On climate and the physical science
1. Human activities have warmed the atmosphere, ocean and land, producing widespread
and rapid changes in the atmosphere, ocean, cryosphere and biosphere.
2. The scale of recent changes across the climate system are unprecedented over many
centuries to many thousands of years. Many changes are irreversible for centuries to
millennia, especially in terms of the ocean, ice sheets and global sea level.
3. Human-induced climate change affects every region. There is growing evidence of links
to extreme heatwaves, heavy precipitation, droughts and tropical cyclones.
4. Global surface temperature will continue to increase until at least the middle of
the century. Unless we make sharp reductions in greenhouse gas emissions in
coming decades, global warming will exceed 1.5 degrees Celsius, after which climate
consequences will be even more severe.
5. The more the world warms, the greater the changes in the climate system become. This
includes more frequent and intense hot extremes, marine heatwaves, heavy precipitation,
agricultural and ecological droughts in some regions, the proportion of intense tropical
cyclones, and reductions in Arctic sea ice, snow cover and permafrost.
6. Continued global warming will further intensify the global water cycle, making it more
variable, and changing monsoon precipitation and the severity of wet and dry events.
7. As carbon dioxide emissions rise, the ocean and land will be less effective at absorbing
and slowing the accumulation of carbon dioxide in the atmosphere.
8. With further global warming, every region will increasingly experience changes in
the drivers of climatic impacts. Drivers will be more widespread at 2 degrees Celsius
compared to 1.5 degrees Celsius, and even more so at higher levels of warming.

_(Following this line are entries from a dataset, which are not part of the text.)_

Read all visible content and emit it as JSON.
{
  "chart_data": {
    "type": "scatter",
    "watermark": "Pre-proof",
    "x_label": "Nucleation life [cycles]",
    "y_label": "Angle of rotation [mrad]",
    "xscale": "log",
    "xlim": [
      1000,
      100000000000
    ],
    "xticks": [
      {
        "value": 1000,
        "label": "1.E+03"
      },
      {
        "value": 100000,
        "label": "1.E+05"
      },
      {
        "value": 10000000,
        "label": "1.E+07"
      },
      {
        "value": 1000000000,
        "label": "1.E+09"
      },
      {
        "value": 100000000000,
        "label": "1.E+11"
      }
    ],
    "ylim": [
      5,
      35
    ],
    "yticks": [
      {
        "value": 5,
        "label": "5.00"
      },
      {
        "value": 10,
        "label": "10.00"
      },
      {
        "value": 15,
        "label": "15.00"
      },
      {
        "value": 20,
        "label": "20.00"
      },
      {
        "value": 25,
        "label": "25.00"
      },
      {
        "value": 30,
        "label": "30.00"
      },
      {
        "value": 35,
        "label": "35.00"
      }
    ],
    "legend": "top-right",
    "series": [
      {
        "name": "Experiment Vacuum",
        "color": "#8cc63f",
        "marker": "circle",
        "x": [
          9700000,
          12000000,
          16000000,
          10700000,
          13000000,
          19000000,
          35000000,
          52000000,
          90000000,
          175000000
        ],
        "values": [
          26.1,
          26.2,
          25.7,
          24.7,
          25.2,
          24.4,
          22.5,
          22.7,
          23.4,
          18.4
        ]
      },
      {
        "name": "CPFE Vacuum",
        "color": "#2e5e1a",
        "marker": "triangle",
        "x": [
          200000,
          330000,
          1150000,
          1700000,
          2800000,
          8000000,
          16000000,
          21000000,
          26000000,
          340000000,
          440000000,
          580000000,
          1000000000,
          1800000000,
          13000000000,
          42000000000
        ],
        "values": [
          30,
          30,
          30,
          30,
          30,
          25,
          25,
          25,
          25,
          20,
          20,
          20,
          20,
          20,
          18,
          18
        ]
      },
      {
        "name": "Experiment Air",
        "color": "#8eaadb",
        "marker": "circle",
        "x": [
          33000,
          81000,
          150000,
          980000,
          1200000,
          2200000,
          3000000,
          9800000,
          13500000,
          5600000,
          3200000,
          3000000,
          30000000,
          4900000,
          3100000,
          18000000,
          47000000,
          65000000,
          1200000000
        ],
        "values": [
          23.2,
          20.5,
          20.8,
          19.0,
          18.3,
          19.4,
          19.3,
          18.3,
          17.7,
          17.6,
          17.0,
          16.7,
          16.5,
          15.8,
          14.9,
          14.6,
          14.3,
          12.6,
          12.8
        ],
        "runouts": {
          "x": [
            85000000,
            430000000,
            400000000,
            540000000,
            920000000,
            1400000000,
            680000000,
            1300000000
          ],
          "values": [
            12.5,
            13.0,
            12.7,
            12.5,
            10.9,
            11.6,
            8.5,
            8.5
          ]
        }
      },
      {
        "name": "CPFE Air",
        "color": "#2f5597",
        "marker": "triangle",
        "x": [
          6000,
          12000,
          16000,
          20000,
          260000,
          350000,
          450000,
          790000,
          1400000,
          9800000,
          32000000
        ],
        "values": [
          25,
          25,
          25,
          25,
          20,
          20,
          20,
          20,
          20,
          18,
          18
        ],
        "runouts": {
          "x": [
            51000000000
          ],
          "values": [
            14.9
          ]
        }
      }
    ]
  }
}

9. Ice sheet collapse, abrupt ocean circulation changes and warming beyond current
projections are less likely outcomes but cannot be ruled out.
10. Limiting human-induced global warming requires limiting cumulative carbon dioxide
emissions, reaching at least net zero. Strong reductions in other greenhouse gas
emissions such as methane would also be required.
11. Achieving low or very low greenhouse gas emissions would lead within years to
discernible effects on greenhouse gas and aerosol concentrations and air quality.
Discernible differences in global surface temperature would emerge in around 20 years.